Part of the deal now involves their first music video, a straight-on performance piece shot by Waverly Films of New York, an extensive domestic and international tour schedule, Night on Fire now on the record charts in Germany, three different club remixes of the title track, and the licensing deals with Virgin Records in the United Kingdom and EMI in Japan and Australia.
"It's exciting to know that this record is getting such good feedback," Palgy said. "Things are still happening for this record. It's just starting to find its legs."
While coasting on Night on Fire (with the fifth album still "up here," Buck said, tapping his skull), the deal with Astralwerks, and a developing international interest in them, VHS or Beta remains a band that has found a niche for now, one that can easily become their springboard into new stuff. Like The Jam, the British band that hopscotched through post punk, new wave, and retro-soul, and from which its guitarist and lead vocalist Paul Weller formed the glistening pop of his next band, the Style Council, there is a vista of possibilities for them. They've gone from alt-rock noise to slick disco to dance-floor trance jams. All the while, they've maintained the one thing that all bands should have.
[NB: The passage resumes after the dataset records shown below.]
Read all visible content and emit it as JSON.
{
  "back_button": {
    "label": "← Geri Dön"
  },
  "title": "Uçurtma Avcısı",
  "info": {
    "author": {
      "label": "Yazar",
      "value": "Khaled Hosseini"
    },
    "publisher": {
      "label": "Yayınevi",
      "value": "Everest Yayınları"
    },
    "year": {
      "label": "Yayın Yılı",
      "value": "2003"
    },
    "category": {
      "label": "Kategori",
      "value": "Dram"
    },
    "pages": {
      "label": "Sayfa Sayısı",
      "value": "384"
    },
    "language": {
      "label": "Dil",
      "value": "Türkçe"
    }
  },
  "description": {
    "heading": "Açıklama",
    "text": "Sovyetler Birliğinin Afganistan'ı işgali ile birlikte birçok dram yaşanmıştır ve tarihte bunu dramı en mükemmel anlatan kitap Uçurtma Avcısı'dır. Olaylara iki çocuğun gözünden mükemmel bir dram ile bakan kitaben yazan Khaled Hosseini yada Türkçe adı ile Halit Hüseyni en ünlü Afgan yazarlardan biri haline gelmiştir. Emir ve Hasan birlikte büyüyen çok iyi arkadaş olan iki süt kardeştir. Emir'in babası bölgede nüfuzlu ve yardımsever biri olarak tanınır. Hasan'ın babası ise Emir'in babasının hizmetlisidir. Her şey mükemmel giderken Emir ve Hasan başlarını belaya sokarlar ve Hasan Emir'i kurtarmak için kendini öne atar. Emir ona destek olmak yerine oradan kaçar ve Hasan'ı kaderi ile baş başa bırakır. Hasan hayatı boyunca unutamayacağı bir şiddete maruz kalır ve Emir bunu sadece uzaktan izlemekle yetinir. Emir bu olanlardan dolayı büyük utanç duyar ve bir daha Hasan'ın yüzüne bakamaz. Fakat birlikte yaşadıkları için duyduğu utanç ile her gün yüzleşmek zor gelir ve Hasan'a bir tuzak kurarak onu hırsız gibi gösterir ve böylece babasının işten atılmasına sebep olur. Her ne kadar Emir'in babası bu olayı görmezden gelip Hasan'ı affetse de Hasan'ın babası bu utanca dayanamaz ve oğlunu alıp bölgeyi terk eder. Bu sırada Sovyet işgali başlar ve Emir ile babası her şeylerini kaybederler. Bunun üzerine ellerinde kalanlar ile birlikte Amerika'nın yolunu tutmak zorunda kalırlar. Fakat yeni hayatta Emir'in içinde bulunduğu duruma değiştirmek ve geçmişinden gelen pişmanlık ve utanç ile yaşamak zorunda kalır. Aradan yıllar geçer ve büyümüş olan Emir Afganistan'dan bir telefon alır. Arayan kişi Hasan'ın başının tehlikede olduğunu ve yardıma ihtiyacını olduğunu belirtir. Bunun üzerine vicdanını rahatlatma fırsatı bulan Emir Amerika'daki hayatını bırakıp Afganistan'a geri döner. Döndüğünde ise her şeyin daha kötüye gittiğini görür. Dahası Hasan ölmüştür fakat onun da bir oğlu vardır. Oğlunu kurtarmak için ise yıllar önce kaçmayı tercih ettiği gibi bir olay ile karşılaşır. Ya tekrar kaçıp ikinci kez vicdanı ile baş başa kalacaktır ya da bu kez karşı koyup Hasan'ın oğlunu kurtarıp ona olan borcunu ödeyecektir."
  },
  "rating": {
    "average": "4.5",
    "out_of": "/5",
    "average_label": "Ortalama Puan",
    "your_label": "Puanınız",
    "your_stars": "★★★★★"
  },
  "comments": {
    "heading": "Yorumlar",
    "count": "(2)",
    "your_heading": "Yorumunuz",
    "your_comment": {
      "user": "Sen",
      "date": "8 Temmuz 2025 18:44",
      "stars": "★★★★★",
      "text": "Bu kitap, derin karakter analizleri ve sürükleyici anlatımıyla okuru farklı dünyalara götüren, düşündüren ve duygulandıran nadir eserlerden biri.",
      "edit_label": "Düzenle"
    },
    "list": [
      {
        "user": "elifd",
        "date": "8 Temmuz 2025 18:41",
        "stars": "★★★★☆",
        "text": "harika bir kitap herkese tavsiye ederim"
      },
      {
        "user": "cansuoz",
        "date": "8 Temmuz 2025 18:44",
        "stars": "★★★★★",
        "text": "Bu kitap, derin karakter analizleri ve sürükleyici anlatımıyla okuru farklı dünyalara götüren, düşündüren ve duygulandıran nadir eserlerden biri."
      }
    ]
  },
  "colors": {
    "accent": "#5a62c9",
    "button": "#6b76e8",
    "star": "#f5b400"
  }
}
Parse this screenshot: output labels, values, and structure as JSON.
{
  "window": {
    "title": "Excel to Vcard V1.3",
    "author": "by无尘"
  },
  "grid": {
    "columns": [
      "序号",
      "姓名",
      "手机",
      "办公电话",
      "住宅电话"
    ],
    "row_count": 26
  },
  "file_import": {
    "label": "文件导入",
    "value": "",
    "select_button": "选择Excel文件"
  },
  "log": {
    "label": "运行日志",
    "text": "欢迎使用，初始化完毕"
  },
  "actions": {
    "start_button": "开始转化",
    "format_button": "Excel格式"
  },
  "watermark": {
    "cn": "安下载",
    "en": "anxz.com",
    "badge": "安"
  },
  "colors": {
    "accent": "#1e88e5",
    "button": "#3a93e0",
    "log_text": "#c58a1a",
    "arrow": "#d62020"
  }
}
No, not a stable of women. Gratitude.
"I think a lot of bands put out their first record to a parade," said Pfunder. "They don't have to go through wondering why doesn't it seem to fit, or why don't people care about what they're doing. I think it's good for us to have gone through an uphill climb to where we've been. I figure you couldn't be talking to four guys that really appreciate anything that comes our way.
"We took the long road to get here. It's fun now."